Butler Amusements Inc., which operates the midway rides, issued a statement to The Californian saying the ride shows no malfunction in the operation or seating.

It said Sovell was injured on the ride after it began when she climbed up the seat, which is against the posted rules. Sovell was injured when the seat, as designed, rolled up the wall, causing her to hit her head on the ceiling of the ride. 

"We regret that a customer was injured," Butler Amusements said in its statement. "We would like to remind customers to please follow posted rules for each ride to ensure their safe enjoyment."

However, Jason Herrera, of the nonprofit Amusement Safety Organization, which has been tracking self-reported amusement ride injuries nationwide since 2000, said when injuries occur on amusement rides, it may point to flaws in the design of the ride itself.

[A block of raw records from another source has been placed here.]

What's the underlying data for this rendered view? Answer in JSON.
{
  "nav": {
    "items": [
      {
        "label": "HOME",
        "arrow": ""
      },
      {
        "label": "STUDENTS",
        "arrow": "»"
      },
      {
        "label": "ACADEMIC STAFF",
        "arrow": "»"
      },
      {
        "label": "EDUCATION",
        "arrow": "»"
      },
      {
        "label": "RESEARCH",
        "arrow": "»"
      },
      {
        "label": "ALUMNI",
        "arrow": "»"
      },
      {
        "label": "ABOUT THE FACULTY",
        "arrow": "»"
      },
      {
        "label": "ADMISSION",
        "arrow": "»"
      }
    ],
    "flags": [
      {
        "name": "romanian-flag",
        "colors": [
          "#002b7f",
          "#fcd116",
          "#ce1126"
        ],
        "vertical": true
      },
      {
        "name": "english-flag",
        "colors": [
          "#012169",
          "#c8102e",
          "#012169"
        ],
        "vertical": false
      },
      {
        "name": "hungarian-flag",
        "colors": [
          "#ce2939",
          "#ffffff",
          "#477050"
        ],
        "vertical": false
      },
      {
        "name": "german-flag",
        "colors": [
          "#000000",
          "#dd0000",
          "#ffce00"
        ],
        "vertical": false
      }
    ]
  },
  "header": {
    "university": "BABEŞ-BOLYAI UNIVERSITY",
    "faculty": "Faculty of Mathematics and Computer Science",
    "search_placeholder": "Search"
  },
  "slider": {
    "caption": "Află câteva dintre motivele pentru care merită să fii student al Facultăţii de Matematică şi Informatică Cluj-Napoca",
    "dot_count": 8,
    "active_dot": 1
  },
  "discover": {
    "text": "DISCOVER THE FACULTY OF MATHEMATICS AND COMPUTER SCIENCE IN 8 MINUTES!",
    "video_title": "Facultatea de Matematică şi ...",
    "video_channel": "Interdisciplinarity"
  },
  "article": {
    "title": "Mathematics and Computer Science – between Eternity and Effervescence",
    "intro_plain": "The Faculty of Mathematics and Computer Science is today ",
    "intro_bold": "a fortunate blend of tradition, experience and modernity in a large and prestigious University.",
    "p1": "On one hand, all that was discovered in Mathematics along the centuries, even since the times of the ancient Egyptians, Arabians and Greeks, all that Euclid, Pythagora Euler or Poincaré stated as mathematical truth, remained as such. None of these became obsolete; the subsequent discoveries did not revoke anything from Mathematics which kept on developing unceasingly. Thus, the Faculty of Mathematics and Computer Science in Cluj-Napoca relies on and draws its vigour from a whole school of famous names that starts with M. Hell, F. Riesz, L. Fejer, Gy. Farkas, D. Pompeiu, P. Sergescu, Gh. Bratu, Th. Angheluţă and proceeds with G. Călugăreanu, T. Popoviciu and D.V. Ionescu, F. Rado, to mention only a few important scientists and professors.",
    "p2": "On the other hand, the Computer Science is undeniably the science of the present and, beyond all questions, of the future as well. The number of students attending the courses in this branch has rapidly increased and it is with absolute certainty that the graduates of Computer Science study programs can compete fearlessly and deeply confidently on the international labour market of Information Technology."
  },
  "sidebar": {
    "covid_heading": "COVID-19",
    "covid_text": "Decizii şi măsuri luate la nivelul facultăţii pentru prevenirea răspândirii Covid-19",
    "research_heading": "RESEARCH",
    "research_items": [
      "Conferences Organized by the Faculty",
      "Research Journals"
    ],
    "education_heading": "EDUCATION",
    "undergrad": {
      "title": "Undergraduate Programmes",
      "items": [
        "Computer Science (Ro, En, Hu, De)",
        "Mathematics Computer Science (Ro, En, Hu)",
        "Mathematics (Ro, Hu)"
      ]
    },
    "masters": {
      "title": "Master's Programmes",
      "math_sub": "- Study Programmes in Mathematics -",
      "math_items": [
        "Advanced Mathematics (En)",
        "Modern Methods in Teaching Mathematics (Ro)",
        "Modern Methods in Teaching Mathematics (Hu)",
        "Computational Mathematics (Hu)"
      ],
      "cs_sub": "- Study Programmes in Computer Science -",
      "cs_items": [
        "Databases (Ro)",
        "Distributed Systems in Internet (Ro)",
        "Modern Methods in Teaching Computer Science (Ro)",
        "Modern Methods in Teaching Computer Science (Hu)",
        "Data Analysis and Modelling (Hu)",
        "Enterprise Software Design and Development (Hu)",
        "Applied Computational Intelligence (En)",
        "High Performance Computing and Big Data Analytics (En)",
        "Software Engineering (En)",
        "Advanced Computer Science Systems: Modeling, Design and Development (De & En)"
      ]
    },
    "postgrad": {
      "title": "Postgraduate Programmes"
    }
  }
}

"What we have learned is this," Herrera said in an email. "All the inspections cannot and will not take into account the forces on your body. A ride operating as it should be may cause me a broken arm. You, however, an exhilarating experience. Does that mean the ride is safe or unsafe?

"To you the inspection process works," he said. "To me, not so much."

Butler Amusements said an additional inspection of the ride will be performed by the California Department of Industrial Health and Safety, or Cal-OSHA.

All of Butler Amusements' rides are inspected and permitted on an annual basis by state inspectors, and many of the rides have been inspected multiple times by independent inspectors and inspections mandated by insurance companies.

Butler also performs daily, weekly, monthly, bi-annual and annual inspection of all rides onsite during each event, the statement said.

According to Cal-OSHA records, the last reported accident at the Kern County Fair happened in 2012.

But Herrera remains skeptical.

"Rider injuries are a lot more common than industry or operator will admit to," he said.

"We get a lot of messages from injured riders wanting to know who to contact in California," Herrera said.

That's because Cal-OSHA "fails with regard to being visible," he said. "In the past we would forward accidents, concerns, etc... to them. Follow up was iffy and getting information was like pulling teeth. So we have stopped and retain information for ourselves."